JOHNNY BOB - Keine Märchenonkel mehr

9. April 2024

Johnny Bob

JOHNNY BOB - Keine Märchenonkel mehr

Das Hamburger Quintett hat auf seinen bisherigen vier Alben stets den Progressive Rock mit Indie Rock und einfacheren Songstrukturen verbunden und so eine moderne und frische Variante des Prog erschaffen. Das ist auch auf dem fünften Album „The Glass Hotel Tapes“ so. Es erzählt eine mysteriöse Geschichte mit politischem und klimatologischem Hintergrund.

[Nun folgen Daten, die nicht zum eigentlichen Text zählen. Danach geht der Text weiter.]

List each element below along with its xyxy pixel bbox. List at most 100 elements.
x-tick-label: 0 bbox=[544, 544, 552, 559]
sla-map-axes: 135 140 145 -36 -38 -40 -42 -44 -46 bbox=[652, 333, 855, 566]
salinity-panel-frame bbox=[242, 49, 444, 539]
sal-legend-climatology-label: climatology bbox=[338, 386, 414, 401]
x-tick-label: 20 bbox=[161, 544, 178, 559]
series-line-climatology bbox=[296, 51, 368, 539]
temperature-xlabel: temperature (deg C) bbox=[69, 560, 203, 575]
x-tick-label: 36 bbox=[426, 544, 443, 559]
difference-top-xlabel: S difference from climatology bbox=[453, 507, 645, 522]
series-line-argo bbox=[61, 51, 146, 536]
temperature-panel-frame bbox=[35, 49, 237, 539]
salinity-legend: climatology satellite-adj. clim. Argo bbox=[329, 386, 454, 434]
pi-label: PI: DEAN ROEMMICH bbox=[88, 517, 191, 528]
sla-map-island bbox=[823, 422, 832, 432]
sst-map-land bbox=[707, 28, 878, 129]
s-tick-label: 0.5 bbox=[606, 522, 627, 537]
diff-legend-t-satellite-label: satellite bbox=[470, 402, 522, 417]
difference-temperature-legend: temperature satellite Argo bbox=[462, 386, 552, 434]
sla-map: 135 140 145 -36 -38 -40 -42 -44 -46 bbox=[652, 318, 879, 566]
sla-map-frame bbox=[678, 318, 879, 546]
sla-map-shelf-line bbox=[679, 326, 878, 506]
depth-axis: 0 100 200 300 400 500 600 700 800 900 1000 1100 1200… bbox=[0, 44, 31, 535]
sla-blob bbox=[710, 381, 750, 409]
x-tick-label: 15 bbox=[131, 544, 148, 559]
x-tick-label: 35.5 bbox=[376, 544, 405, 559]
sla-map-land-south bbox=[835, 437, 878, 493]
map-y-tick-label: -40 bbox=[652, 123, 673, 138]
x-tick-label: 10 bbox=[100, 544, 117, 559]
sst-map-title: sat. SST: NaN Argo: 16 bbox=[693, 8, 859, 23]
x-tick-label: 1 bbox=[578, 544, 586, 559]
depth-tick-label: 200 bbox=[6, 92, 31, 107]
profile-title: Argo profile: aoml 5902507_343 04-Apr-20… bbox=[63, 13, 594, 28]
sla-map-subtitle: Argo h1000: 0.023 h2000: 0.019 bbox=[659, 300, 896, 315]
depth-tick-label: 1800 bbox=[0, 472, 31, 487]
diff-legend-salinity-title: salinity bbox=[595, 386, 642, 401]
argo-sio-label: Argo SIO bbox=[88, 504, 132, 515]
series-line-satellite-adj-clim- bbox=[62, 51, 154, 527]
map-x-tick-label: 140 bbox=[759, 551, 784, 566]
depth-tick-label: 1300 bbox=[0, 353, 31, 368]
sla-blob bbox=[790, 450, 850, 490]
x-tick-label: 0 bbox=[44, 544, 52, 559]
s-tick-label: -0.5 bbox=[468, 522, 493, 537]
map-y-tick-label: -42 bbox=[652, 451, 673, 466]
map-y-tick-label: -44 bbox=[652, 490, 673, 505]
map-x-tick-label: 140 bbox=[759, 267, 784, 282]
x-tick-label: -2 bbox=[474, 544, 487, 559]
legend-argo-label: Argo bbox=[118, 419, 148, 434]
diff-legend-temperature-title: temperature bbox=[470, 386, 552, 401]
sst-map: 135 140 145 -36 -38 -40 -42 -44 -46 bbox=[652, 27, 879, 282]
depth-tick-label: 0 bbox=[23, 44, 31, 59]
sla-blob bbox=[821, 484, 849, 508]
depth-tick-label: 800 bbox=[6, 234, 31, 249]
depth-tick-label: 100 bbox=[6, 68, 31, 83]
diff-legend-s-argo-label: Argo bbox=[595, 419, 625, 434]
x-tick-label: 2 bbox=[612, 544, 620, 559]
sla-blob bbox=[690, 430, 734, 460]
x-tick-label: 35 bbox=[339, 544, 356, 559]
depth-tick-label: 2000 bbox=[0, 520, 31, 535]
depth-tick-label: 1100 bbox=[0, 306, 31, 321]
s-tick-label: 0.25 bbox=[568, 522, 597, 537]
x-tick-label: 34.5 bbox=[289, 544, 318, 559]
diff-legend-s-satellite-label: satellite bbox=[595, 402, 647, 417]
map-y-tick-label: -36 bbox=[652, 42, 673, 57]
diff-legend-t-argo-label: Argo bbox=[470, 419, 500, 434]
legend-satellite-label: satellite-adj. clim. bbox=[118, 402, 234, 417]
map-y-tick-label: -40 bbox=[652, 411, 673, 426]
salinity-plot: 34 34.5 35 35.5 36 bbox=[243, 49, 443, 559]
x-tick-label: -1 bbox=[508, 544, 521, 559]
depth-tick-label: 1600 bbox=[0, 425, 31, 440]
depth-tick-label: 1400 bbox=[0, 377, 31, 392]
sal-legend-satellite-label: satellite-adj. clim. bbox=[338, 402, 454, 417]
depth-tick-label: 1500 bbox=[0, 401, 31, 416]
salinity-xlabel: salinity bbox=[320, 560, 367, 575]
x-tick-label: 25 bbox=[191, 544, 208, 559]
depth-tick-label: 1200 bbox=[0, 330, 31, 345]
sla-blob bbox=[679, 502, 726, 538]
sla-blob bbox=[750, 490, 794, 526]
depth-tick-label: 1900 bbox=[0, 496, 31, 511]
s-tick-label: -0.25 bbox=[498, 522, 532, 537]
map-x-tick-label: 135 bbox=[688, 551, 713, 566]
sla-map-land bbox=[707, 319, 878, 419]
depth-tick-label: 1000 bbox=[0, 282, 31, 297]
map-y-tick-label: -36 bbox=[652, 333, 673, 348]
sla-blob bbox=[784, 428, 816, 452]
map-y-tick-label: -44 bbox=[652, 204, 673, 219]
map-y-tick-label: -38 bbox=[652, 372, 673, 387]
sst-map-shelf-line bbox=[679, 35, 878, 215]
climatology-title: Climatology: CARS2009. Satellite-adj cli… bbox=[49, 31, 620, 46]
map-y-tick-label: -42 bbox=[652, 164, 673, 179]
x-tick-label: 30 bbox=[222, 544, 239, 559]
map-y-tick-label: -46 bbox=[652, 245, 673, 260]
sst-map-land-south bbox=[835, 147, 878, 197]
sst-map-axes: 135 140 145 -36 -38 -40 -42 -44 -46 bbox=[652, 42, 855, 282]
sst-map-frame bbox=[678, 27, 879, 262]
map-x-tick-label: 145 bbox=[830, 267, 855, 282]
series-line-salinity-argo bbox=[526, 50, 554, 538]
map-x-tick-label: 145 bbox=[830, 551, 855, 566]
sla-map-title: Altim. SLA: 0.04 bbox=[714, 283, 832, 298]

Johnny Bob bestehen aus den beiden Brüder Carsten Díaz (Gesang) und Jörg Purfürst (Bass, Keyboards, Gitarre) sowie dem Gitarristen Jürgen Ufer, dem Schlagzeuger Philip Mestwerdt und dem Keyboarder Ole Schützler. Ihr neues Album „The Glass Hotel Tapes“ ist ein Konzeptalbum um folgende Geschichte: Das Kyoto-Protokoll ist ein Ende 1997 beschlossenes Zusatzprotokoll zur Klimarahmenkonvention der Vereinten Nationen. 2001 lehnten die USA die Ratifizierung des Kyoto-Protokolls ab. Nur einen Tag nach diesem Ausstieg der USA beschließt Sofie Conrad, die zur US-Delegation gehört, die Welt zu retten. Sie hängt ihren Job an den Nagel, verlässt die USA, quartiert sich in einem Berliner Hotel ein, dem „Glass Hotel“, verlässt ihr Zimmer nicht mehr und verschwindet nach drei Tagen spurlos. In ihrem Zimmer findet man Grafiken, Texte und Tonbandaufzeichnen. Im Interview äußern sich Díaz und Purfürst zur Geschichte der Sofie Conrad, der Entstehung des Albums und zur Zukunft von Johnny Bob. 

eclipsed: Ist die Geschichte der Sofie Conrad, die ihr auf eurem neuen Album erzählt, wahr oder eine Fiktion?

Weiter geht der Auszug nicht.